Après en avoir tellement entendu parler autour de nous, à l’occasion de sauteries du genre stoner, nous avons décidé de nous rendre en binôme au fameux Freak Valley de Netphen. Ce festival estival artisanal se déroule quelque part entre Cologne, Francfort, à l’ouest de Bonn et au sud de Dortmund, en rase campagne. Idéalement situé au cœur de la Teutonnie à quelques encablures du Benelux et du nord de la France, cette fête dédiée aux Dieux du stoner attire comme un aimant les amateurs de riffs psychédéliques, voire pachydermiques, encouragés par la tarification des plus attractive pratiquée par les compagnies aériennes.
Bref, on s’est tiré au Freak Valley et on n’a rien regretté comme vous avez pu le constater en matant notre résumé visuel (et lui aussi complètement artisanal) que vous pourrez (re)voir en bas de page. Une fois l’attirail du parfait festivalier-reporter artisan préparé, nous avons débarqué dans le champ collé à une zone d’activité pour débuter cette fiesta baba cool de trois jours.
THE CYBORGS
En ouverture de rideau, les transalpins adeptes de boogie électro ont remplacé Gas Giant initialement prévus pour le début des festivités. Heureusement à l’heure – car c’est toujours un sacré plaisir visuel que de se taper un show de ce duo – nous sommes fins prêts et en place pour le début des expérimentations sonores de Cyborg-0 ainsi que de Cyborg-1. Parés de leurs tenues de scènes sombres et affublés de leurs casques de soudeurs, les Italiens embrayent sitôt que le speaker, velu, a ponctué sa phrase annonçant la venue du duo de Rome avec leur style minimaliste à fort impact en public (en tous cas nettement plus que quand on les écoute sur disque allongé dans le sofa). Comme d’hab, la structure sonore est assurée par le membre aux commandes de son – euh, comment dire ça précisément – synthé joué de la main gauche alors que la droite est en charge de la baguette destinée aux cymbales et autres percus sises de part et d’autre du clavier, alors que ses pieds se chargent de battre la mesure sur la grosse caisse coincée sous le Yamaha (vous suivez ?). L’interaction verbale était assurée par ce bon vieux cyborg debout à la guitare dans un style nettement plus traditionnel.

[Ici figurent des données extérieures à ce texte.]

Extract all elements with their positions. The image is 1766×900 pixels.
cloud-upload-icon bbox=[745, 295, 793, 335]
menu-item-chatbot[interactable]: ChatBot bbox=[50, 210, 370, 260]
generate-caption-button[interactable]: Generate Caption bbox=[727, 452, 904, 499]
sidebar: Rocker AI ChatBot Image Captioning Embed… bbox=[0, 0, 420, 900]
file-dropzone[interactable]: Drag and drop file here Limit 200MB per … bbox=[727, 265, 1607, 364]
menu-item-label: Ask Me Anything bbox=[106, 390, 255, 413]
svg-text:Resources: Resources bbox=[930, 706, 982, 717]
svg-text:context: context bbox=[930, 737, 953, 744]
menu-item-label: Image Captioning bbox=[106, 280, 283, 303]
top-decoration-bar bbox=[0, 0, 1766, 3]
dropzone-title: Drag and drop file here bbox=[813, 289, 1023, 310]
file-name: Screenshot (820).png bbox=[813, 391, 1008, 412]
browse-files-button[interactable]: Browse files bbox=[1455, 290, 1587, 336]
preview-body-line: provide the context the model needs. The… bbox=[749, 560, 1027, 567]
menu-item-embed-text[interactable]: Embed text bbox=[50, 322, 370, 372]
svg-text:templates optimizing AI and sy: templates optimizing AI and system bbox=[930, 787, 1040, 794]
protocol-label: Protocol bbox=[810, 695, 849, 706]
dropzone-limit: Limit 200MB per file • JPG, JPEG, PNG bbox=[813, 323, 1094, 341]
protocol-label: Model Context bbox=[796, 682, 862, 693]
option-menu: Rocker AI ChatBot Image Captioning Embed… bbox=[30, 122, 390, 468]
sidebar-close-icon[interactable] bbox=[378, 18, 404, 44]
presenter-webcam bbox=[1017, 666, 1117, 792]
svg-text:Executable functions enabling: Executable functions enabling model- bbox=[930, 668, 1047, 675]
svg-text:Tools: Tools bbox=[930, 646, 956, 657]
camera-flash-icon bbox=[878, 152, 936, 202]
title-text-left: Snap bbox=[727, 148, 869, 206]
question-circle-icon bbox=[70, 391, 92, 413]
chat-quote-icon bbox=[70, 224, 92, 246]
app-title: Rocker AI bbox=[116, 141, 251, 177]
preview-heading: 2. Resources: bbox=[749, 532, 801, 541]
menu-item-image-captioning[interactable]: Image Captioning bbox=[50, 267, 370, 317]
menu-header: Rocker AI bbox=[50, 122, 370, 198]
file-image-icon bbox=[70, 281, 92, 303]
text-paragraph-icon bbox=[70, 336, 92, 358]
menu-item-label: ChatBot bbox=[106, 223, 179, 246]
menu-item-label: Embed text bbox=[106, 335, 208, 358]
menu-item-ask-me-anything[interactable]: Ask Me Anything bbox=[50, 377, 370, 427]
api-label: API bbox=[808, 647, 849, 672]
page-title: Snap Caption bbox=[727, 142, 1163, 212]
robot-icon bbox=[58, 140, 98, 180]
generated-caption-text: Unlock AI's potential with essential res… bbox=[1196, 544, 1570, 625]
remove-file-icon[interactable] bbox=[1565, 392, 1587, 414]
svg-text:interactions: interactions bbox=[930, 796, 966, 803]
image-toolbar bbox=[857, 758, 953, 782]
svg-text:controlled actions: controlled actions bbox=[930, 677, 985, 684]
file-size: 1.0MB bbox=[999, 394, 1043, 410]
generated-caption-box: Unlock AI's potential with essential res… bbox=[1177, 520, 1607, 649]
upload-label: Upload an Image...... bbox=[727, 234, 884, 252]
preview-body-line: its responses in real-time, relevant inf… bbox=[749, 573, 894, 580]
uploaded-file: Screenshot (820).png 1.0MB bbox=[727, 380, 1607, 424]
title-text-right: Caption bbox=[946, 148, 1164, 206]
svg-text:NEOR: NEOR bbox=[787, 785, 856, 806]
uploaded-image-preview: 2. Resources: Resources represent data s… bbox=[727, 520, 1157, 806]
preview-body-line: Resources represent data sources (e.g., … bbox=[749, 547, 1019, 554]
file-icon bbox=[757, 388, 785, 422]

Les lascars déballent la panoplie complète de leurs gimmicks scéniques durant le temps alloué pour leur prestation : expérimentations musicales avec le concours des quidams agglutinés derrière la barrière, interactions de la moitié du couple avec les instruments de l’autre (si possible avec une partie des accessoires perso pour corser le tout) et occupation de tout l’espace visuel (et scénique) par l’être debout (une prouesse pour ce duo à moitié immobilisé) voire à deux collés contre les premiers rangs. Question titres, ils ont plutôt bien assuré avec l’imparable « Cyborgs Boogie » dont il est difficile de se défaire même des heures après le concert et une réinterprétation très personnelle d’un standard Muddy Waters durant lequel Cyborg-1 s’était levé pour jouer du washboard alors qu’un dispositif tout personnel lui permettait d’actionner la grosse caisse à l’arrière depuis le bords de la scène. Carton plein pour ce groupe à part et pas vraiment dans le style du festival (en a-t-il vraiment un ?).
MOUNTAIN WITCH
Qui l’eut cru possible ? Nous croiserons une festivalière (qui restera anonyme, parce qu’on est des gentlemen avant tout…) qui pensait trouver sur scène le quatuor nord-américain imprégné de doom old-school, à vocaliste féminine… Point de Witch Mountain sur la scène du Freak Valley, mais bel et bien le trio teuton Mountain Witch. Même si les deux formations partagent un goût commun pour le doom ricain old school, quelques secondes suffisent à faire la différence. Le groupe évolue dans un stoner veiné de hard rock, très connoté doom (canal Candlemass / Pentagram) et psyché, et développe de longues séquences instrumentales fort bien exécutées, qui retiennent l’attention d’un public néanmoins plutôt calme tandis qu’un soleil de plomb fracasse les plus courageux dans la fosse. Scéniquement, le groupe ne brille pas par son énergie débordante, avec un batteur nonchalant sucette à la bouche et un guitariste qui semble plus préoccupé par l’apparence de ses chaussures, qu’il regarde en continu, plutôt que par l’attrait d’un public qui pourtant boit chaque note jaillissant de sa six-cordes. En fond de scène, Rene Roggmann est caché derrière son kit de batterie et assure la plus grande part des parties vocales (ce qui est toujours impressionnant). La set list fait la part belle au dernier album du combo, Cold River, avec quelques brûlots toujours efficaces à l’image de l’entêtant “Once I Am King” ou le doomy “School Of Night”, mais aussi quelques titres apparemment inédits. Plus décontractée que quelques semaines plus tôt au Desertfest Berlin, la prestation de Mountain Witch est de bon niveau mais ne restera pas pour autant dans les meilleurs souvenirs des festivaliers aujourd’hui.
THE MUGGS
Après ce set bien traditionnel, place au gros blues psychédélique oldschool avec le trio de Detroit. Les Ricains distillent leurs arrangements soignés dans une configuration toute personnelle : un batteur, un guitariste et un clavier – aux pantalons d’une blancheur immaculée – assis derrière son Rhodes vintage. L’absence de basse se sent un peu durant ce concert qui n’est pas carrément notre tasse de thé, mais qui plaît foutrement au public dans la place. Les arrangements – un poil pompiers par moments – sont soutenus par les poses typiquement US du guitariste au foulard hippie solidaire du manche de sa six-cordes. Il faut dire qu’avec un gars assis derrière ses fûts et un autre derrière son clavier, Danny Methric est le seul membre ayant la capacité de prendre de l’espace sur cette scène de taille conséquente sauf quand il se charge des parties vocales (partagées par instants avec son collègue rappelant par moment Elton John).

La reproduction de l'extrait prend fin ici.